During a middle-of-town conversation with a few similarly middle-aged old friends the other day, one of them, like many of her age-mates around the table, wondered out loud, Why do we always have unique problems with every income level you get to? The way she phrased it kind of struck a chord.

“Unique problems at every income level”—wow!
Anyway, she went on to wonder why some Ugandan teenagers at 15 years, mostly born into wealthy families, were being treated for depression that early. The conversation went on. I only resisted pointing to the danger of technology among teens because I didn’t want to interrupt and wanted to hear more about “unique income level problems”—or so I thought.
The entire thing got me pondering how no one is untouched by sin. And by sin, I mean not just doing bad things, but the natural inclination to resist God with everything. in us.
Yet for some reason, we for a while convince ourselves that a little more privilege will immunize us from both our broken hearts and a broken world.
And so, as the income-level exposure begins. The privileged teenager in Kampala’s most elite school, exposed to a tablet every holiday, catches a stray TikTok video that launches his lifetime addiction to pornography. His aunties wonder what befell his once innocent personality.
The one who “slept their way to the top” now grows so bored with the privilege and circles she finds herself in, despite her hefty bank balance and influence in the organization.
Or maybe it’s the sudden loneliness many who lied their way to go abroad stumble into, having underestimated their community privilege back home.
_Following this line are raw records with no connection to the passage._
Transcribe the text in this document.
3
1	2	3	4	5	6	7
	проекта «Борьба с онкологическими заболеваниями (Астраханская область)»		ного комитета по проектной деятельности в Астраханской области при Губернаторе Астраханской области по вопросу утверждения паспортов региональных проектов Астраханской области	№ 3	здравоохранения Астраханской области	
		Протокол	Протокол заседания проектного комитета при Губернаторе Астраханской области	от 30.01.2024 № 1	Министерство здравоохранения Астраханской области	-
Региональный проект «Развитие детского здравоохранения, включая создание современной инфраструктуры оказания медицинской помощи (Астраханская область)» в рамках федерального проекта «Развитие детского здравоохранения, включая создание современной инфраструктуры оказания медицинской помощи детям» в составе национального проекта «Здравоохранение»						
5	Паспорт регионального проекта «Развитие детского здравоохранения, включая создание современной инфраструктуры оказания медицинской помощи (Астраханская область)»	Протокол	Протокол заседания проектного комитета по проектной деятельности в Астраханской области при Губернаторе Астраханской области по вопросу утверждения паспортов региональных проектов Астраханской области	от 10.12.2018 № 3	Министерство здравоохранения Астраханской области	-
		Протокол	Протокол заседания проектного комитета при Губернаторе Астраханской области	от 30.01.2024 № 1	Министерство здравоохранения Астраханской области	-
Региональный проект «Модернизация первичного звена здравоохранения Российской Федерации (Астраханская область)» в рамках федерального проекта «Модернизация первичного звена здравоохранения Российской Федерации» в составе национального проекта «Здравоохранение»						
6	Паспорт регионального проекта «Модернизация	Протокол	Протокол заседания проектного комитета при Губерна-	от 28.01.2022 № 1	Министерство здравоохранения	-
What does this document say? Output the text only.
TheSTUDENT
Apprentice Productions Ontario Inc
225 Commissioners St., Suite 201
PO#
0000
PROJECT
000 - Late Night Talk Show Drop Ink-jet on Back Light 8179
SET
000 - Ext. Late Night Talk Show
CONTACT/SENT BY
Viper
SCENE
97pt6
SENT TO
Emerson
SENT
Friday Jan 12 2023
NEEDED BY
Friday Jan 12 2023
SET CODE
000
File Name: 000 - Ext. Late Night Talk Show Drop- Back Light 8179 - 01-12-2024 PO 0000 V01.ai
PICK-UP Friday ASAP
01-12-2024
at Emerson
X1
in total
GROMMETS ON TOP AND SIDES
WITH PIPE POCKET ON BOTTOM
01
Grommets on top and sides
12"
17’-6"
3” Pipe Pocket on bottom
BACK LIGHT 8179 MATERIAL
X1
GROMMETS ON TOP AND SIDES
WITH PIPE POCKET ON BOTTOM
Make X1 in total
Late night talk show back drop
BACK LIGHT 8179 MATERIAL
A “green pasture” opportunity in a dream global city with no one to talk to.
It appeared to me in that conversation that vanity is wired into everything under the sun, i.e., everything we chase without God, and until we find our true spiritual north, everything on its way will arrive with unique vanities.
The writer of Ecclesiastes was surrounded by “vineyards and great projects” (Ecclesiastes 2:4), commercial ships of Tarshish and his 700 wives, and he had to wade through the emptiness of it all until he summarised,
“Now all has been heard; here is the conclusion of the matter: Fear God and keep his commandments, for this is the duty of all mankind.” (Ecclesiastes 12:13)
In hindsight, we can blame him for not walking the talk, probably because we haven’t considered the only man who perfectly did, Jesus, who now invites us to look to him and escape the trap of thinking we have reached the top, only to realise we are on the wrong building.